Our observations fit well with this concept. At the skin surface, the overall temperature decline from baseline values was approximately 25°C, and the cryotherapy temperature difference between the ice-based modalities and the gel pack was approximately 2°C (see Table). These differences are not that high in deeper tissues. For example, at 1-cm subadipose, the overall decline in temperature was a more modest 6°C to 8°C, and the difference between ice-based modalities and the gel pack was approximately 1.7°C. When we examine temperatures at 2-cm subadipose, the overall decline in temperature was only about 4.5°C, and differences between the ice-based modalities and gel packs became insignificant. It appears that the insulating effects of the tissues dilute the net loss of heat to the cold modality and are substantial enough to reduce the differences seen between different modalities.

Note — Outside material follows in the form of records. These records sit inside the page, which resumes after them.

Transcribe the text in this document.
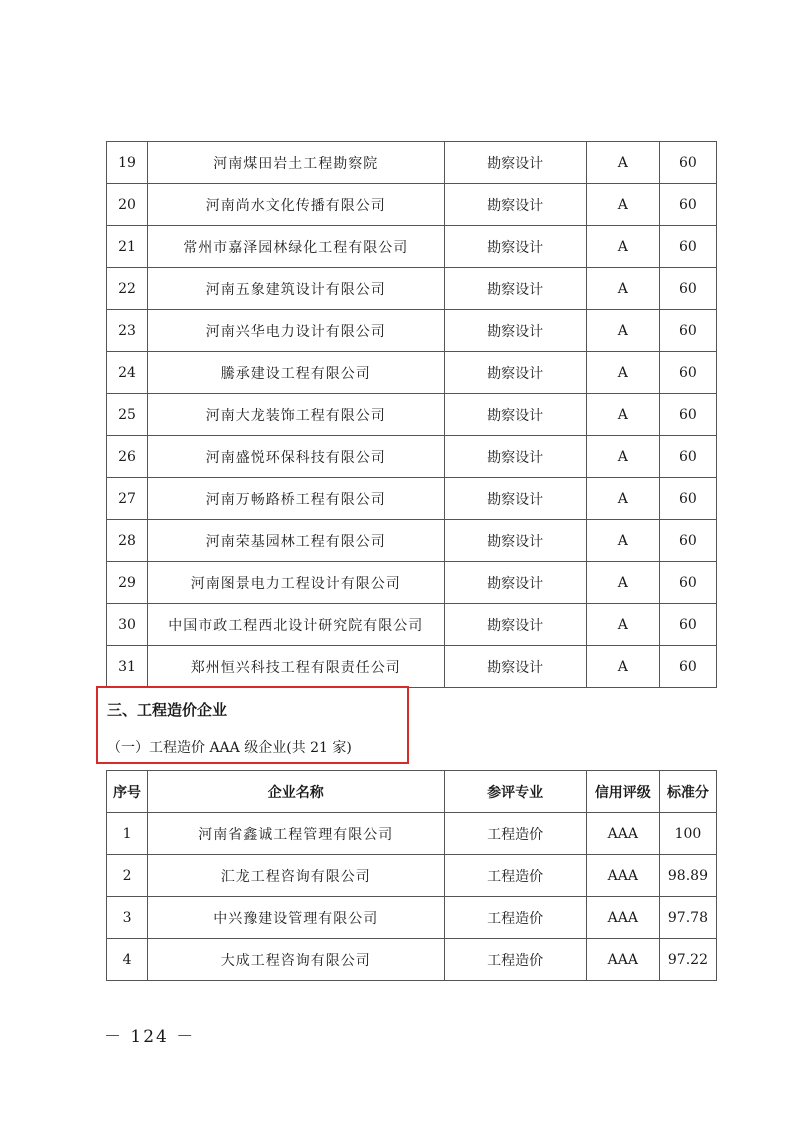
19	河南煤田岩土工程勘察院	勘察设计	A	60
20	河南尚水文化传播有限公司	勘察设计	A	60
21	常州市嘉泽园林绿化工程有限公司	勘察设计	A	60
22	河南五象建筑设计有限公司	勘察设计	A	60
23	河南兴华电力设计有限公司	勘察设计	A	60
24	騰承建设工程有限公司	勘察设计	A	60
25	河南大龙装饰工程有限公司	勘察设计	A	60
26	河南盛悦环保科技有限公司	勘察设计	A	60
27	河南万畅路桥工程有限公司	勘察设计	A	60
28	河南荣基园林工程有限公司	勘察设计	A	60
29	河南图景电力工程设计有限公司	勘察设计	A	60
30	中国市政工程西北设计研究院有限公司	勘察设计	A	60
31	郑州恒兴科技工程有限责任公司	勘察设计	A	60
三、工程造价企业
（一）工程造价 AAA 级企业(共 21 家)
序号	企业名称	参评专业	信用评级	标准分
1	河南省鑫诚工程管理有限公司	工程造价	AAA	100
2	汇龙工程咨询有限公司	工程造价	AAA	98.89
3	中兴豫建设管理有限公司	工程造价	AAA	97.78
4	大成工程咨询有限公司	工程造价	AAA	97.22
－ 124 －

A related concept has to do with the thickness of the adipose tissue at the cryotherapy site. In a recent study, Otte et al29 observed that the thickness of the adipose tissue makes a substantial difference in the cooling time required during cryotherapy. As the subject's adipose thickness increased, the cooling time required to produce a standard temperature effect also increased quite dramatically (skinfold thickness of 20 mm or less required 20 minutes, whereas skinfolds of 20–30 mm required 38 minutes, and skinfolds of 30–40 mm required 59 minutes). Myrer et al30 have also recently published similar results. It is quite likely that we did not cool the tissues long enough to be able to determine if there was truly a difference between the different cold modalities at the deeper 2-cm subadipose depth. Potentially, this difference may even become visible with continued temperature measurement after removal of the cold modality following a 30-minute application because deep temperatures typically continue to fall for several minutes after application.1
We observed that cold modalities with different thermodynamic properties do, in fact, produce different IM temperatures during cryotherapy. However, it appears that some thermodynamic properties have larger effects than others. Among the most important of these is the effect of a change of physical state. Ice-based modalities go through a change of state from solid to liquid and as a result absorb substantially more heat. This increased heat absorption resulted in colder IM temperatures than were observed with gel packs. On the other hand, differences in thermal conduction and evaporation that might be found with a wet interface did not produce IM temperatures that were meaningfully different from typical ice bags. Therefore, working on the presently untested assumption that colder is better, we support the use of cold modalities that go through a change in physical state (ie, ice-based modalities) over other cold modalities in the management of musculoskeletal injuries.